Bevæbnede mænd overtog en hel by i ni timer, hvor de myrdede løs, brændte forretninger ned og satte ild til biler og andre køretøjer – og det er ikke første gang, at ulmende etniske modsætninger slår ud i lys lue i Kenyas kystprovins.
MOMBASA, 23 July 2014 (IRIN): A string of attacks by gunmen on communities in Kenya’s southeastern Coast Province over the past six weeks has left more than 100 people dead, and the real fear of yet more violence to come.
The death toll in the raids in Lamu and Tana River counties is undisputed. There is also a general agreement that the cause of the violence is “politics and land”. But on who is behind the attacks, and why, the consensus is shakier.
The biggest attack to date was in Mpeketoni, 300 km along a potholed road from Kenya’s second city of Mombasa, 50 km south of Lamu, the ancient port and cradle of Islamic Swahili culture.
A Kikuyu town
Mpeketoni is an overwhelmingly Kikuyu town, Kenya’s large and politically powerful ethnic group from the centre of the country.
They were settled in the area by the government in the late 1960s and crucially provided with title deeds (skøder), legal tenure which the traditional owners of the land do not possess.
On the evening of 15 June, an estimated 40 heavily-armed men took over the town. For 9 hours, undisturbed by the security forces, they executed almost exclusively men, burned down businesses and torched vehicles.
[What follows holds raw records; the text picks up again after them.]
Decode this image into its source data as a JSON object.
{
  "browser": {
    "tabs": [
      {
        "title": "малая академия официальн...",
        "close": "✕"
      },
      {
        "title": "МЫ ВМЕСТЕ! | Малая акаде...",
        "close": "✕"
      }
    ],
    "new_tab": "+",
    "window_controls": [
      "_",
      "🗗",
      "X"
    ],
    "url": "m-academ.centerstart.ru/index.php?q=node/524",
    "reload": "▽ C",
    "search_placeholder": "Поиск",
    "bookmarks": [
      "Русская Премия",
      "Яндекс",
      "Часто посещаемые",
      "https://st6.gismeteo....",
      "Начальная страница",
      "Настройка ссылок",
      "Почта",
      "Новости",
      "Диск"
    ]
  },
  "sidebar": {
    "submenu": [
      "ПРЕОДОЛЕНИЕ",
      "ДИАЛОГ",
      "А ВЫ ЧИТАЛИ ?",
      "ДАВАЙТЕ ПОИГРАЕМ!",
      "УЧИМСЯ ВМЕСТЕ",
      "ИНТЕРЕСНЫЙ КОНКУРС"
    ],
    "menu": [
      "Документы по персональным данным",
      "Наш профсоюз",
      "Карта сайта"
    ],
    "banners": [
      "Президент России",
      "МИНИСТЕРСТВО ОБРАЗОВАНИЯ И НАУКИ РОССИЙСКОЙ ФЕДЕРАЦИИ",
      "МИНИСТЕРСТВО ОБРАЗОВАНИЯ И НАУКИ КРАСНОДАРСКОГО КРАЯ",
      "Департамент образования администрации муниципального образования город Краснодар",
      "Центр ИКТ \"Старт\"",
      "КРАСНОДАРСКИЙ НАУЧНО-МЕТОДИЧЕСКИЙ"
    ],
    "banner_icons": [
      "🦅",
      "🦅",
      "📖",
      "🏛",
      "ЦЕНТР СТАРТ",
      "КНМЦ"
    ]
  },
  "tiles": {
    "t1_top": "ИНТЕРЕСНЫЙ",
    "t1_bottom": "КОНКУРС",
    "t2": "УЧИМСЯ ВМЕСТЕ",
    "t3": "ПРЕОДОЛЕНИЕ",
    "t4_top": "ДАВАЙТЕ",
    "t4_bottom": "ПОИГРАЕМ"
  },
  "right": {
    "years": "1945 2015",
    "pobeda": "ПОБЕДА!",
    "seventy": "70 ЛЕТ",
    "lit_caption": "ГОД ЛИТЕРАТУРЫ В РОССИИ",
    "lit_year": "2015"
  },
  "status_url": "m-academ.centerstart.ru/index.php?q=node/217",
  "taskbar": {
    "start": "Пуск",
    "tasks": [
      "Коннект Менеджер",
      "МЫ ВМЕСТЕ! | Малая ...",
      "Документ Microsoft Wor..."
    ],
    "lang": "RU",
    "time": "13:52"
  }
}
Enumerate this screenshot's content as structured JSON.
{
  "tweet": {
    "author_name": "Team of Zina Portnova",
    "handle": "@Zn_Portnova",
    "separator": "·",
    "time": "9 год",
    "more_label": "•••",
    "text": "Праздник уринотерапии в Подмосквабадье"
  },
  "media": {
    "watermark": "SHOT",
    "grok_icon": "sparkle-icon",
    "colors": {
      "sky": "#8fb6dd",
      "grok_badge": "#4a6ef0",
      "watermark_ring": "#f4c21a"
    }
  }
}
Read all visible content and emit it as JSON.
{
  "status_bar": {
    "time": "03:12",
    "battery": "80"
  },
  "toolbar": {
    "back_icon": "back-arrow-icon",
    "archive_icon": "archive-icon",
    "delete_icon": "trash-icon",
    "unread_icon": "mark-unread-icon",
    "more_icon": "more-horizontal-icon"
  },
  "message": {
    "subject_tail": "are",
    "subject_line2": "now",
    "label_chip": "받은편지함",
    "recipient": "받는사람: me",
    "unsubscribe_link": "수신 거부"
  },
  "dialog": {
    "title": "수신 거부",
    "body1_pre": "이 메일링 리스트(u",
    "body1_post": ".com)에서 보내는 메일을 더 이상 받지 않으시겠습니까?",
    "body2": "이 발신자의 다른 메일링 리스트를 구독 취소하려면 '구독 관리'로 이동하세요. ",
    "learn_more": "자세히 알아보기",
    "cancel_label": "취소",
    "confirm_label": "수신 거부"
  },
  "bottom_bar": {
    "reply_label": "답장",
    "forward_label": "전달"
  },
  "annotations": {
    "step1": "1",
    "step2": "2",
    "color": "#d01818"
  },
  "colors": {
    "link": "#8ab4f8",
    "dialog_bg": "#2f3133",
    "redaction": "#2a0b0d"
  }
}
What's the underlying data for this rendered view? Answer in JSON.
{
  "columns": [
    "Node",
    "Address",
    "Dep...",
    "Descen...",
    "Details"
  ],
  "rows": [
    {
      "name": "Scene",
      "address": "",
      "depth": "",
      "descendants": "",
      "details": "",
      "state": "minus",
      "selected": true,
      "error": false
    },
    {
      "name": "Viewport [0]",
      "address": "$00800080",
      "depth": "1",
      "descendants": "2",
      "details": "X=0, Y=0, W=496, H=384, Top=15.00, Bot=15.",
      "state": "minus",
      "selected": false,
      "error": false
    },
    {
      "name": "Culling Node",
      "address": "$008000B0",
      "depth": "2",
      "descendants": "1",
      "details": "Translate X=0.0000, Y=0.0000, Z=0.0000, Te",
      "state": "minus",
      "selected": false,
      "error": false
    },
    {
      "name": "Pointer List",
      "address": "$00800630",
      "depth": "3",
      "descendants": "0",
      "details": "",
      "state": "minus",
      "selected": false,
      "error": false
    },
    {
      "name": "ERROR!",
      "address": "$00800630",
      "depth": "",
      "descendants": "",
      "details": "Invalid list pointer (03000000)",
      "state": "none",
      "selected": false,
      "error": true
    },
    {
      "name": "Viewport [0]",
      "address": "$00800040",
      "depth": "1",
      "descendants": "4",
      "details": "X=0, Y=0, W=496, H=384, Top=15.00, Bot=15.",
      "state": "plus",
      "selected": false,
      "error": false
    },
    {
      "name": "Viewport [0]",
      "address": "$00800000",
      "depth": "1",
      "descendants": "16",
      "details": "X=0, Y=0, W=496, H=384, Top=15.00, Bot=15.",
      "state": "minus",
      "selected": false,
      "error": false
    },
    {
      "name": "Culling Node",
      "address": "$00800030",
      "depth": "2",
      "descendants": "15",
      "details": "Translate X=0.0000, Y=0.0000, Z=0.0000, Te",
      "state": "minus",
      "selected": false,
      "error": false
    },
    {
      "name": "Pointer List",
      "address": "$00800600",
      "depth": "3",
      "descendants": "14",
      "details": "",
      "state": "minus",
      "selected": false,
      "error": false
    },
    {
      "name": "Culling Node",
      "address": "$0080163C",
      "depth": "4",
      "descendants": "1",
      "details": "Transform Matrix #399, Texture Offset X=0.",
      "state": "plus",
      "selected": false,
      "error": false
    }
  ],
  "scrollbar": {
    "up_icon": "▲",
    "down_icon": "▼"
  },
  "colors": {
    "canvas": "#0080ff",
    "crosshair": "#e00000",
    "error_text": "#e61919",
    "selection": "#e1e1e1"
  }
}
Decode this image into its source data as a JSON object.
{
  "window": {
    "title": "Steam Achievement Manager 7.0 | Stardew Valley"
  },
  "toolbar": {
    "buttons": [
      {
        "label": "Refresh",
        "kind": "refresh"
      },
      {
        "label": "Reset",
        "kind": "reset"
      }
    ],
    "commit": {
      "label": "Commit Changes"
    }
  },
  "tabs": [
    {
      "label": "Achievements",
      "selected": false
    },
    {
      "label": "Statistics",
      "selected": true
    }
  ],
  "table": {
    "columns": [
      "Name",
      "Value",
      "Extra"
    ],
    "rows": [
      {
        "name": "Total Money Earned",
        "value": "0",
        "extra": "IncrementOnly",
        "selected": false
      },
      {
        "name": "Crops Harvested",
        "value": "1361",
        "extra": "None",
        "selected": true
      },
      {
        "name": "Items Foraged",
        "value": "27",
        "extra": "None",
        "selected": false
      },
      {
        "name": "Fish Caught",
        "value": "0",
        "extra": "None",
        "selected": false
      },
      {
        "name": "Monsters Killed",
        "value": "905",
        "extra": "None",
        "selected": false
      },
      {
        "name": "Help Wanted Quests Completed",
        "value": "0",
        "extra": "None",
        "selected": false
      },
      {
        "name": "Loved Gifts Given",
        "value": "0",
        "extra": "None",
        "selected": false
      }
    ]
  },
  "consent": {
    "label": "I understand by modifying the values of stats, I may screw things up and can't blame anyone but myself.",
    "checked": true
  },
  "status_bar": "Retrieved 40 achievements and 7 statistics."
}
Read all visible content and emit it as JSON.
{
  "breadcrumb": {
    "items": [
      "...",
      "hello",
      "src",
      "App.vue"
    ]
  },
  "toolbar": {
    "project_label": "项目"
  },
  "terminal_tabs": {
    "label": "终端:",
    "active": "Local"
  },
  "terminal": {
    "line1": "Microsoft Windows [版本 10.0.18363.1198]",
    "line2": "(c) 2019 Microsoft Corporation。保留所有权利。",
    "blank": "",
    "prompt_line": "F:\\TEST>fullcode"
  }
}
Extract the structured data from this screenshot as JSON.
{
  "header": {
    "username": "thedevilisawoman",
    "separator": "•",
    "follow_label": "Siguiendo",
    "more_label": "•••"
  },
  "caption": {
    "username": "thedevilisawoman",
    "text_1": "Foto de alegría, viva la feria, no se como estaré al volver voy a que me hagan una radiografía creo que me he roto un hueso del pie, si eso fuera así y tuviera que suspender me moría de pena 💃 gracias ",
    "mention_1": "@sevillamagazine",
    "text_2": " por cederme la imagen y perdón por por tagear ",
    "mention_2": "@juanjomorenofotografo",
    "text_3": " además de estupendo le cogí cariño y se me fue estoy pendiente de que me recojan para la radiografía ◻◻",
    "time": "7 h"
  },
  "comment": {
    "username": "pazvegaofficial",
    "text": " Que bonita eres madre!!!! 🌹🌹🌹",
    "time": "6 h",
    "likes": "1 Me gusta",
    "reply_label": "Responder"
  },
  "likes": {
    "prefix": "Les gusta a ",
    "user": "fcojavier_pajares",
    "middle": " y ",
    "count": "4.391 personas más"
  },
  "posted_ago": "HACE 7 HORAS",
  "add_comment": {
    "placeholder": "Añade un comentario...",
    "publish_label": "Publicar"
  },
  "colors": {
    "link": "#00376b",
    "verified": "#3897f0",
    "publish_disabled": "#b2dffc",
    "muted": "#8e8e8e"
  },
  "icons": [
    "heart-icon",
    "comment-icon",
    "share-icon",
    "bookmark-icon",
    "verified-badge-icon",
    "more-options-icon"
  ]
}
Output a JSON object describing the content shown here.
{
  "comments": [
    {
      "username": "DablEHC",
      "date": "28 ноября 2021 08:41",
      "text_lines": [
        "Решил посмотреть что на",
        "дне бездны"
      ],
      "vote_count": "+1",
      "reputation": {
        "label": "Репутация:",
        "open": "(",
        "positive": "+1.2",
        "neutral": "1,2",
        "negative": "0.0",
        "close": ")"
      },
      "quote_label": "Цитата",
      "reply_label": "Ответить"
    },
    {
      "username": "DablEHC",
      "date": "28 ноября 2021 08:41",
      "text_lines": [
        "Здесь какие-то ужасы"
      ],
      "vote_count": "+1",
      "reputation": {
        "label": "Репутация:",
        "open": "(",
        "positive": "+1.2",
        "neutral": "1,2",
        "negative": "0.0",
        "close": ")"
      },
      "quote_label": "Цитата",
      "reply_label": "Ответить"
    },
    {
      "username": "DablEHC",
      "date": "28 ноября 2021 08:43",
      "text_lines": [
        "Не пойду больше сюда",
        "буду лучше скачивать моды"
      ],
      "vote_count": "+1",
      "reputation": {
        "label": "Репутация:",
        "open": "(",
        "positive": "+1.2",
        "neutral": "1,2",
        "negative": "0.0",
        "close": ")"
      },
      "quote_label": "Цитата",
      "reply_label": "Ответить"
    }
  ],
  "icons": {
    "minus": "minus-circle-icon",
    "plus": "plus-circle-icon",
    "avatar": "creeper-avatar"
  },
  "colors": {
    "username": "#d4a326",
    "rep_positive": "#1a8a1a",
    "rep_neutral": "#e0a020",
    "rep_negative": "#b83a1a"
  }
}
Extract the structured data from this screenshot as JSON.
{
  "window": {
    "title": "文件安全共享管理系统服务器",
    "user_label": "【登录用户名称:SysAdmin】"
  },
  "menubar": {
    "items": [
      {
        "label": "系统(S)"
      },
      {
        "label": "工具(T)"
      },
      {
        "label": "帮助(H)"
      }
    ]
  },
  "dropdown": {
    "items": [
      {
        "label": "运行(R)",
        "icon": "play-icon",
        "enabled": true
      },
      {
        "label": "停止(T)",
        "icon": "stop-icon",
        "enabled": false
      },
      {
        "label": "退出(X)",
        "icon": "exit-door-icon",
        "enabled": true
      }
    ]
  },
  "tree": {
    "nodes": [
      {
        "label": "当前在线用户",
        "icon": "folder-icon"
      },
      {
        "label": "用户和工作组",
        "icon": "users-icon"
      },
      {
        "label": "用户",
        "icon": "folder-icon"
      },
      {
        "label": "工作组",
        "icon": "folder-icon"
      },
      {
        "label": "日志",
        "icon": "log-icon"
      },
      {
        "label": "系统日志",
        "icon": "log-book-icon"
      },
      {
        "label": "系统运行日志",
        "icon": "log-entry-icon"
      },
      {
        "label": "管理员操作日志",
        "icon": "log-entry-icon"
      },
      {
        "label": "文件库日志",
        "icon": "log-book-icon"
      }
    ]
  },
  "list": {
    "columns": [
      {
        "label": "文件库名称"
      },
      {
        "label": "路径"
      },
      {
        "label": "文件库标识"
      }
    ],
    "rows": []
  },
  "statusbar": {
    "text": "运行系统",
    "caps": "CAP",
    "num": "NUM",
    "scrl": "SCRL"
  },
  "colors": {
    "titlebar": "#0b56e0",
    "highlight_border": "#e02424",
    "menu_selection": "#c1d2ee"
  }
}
When it was over, 59 people were dead. The majority were Kikuyu, but there were also a significant number of victims from among the coastal Mijikenda community.
According to eyewitnesses, the raiders wore military kit, some were bearded and spoke Somali or broken Swahili; all consistent with claims by the Somali insurgent group al-Shabab – battling the Kenyan army in southern Somalia – that they were responsible.
But the government has dismissed the connection
In a 17 June statement President Uhuru Kenyatta made it clear he regarded the violence as deliberately aimed at Kikuyu settlers, who over the years have gravitated in increasing numbers to the coastal strip.
“The attack in Lamu was well planned, orchestrated, and politically motivated ethnic violence against a Kenyan community, with the intention of profiling and evicting them for political reasons,” he said.
Several weeks after the attack, that was the prevailing view in Mpeketoni – a community under siege, in which their MP was a key target for the attackers.
Mpeketoni wields a significant block vote in Lamu County, and the political demographics point to increasing Kikuyu influence.
Current Lamu governor Issa Timamy, who campaigned on a platform of local indigenous land rights, felt it expedient to pick a Kikuyu as his running mate. He was nevertheless arrested in connection with the violence, although is yet to be charged.
al-Shabab with local recruits
As in the best whodunits, everybody seems to have a motive.
But according to Hussein Khalid, executive director of the Mombasa-based human rights group Haki Africa, the evidence points to a unit of al-Shabab that includes local recruits, which is cleverly playing on the region’s social and economic tensions.
“We have heard of youth crossing the border to fight with al-Shabab, some of them from the Lamu area. [If they have returned to Lamu] that would explain why according to eyewitnesses some of the attackers covered their faces, and referred to people in the town by their names,” he told IRIN.
A national newspaper reported intelligence officials as saying they believed one of the al-Shabab commanders in the Lamu area was a Kikuyu who had converted to Islam – a suggestion not denied by Deputy Inspector General of the Administration Police Samuel Arachi.
“Al-Shabab has mutated. Previously it was basically Somali, now it is anybody who has been radicalized,” he told IRIN.
“But who is financing this, who are the paymasters? And why now?”
He added: “It does not matter if it is al-Shabab, the Mombasa Republican Council [a coastal separatist group] or Mungiki [a Kikuyu militia], they won’t get away with it.”
Marginalized
The real culprit (synder), local analysts say, is the history of what academic Paul Goldsmith describes as the “crisis of second-class citizenship”, where the mixed-heritage Swahili are largely peripheral in post-independence Kenya.
Mainland Lamu and Tana counties are the traditional home of the Swahili Bajuni and smaller neighbouring communities.
But at independence in 1963 their communal land, instead of being administered as trust land as elsewhere in Kenya, remained under the authority of the state.
What that has meant is that local people are effectively squatters (jordløse), and “this place we call home is not ours, at least not on paper,” said Khalid.
Cross-border raids from Somalia during the 1960s as a result of the Shifta conflict also drove the Bajuni off their land, shutting down economic activity and impoverishing the local community.
Insecurity continued in the 1990s with the collapse of the Somali state.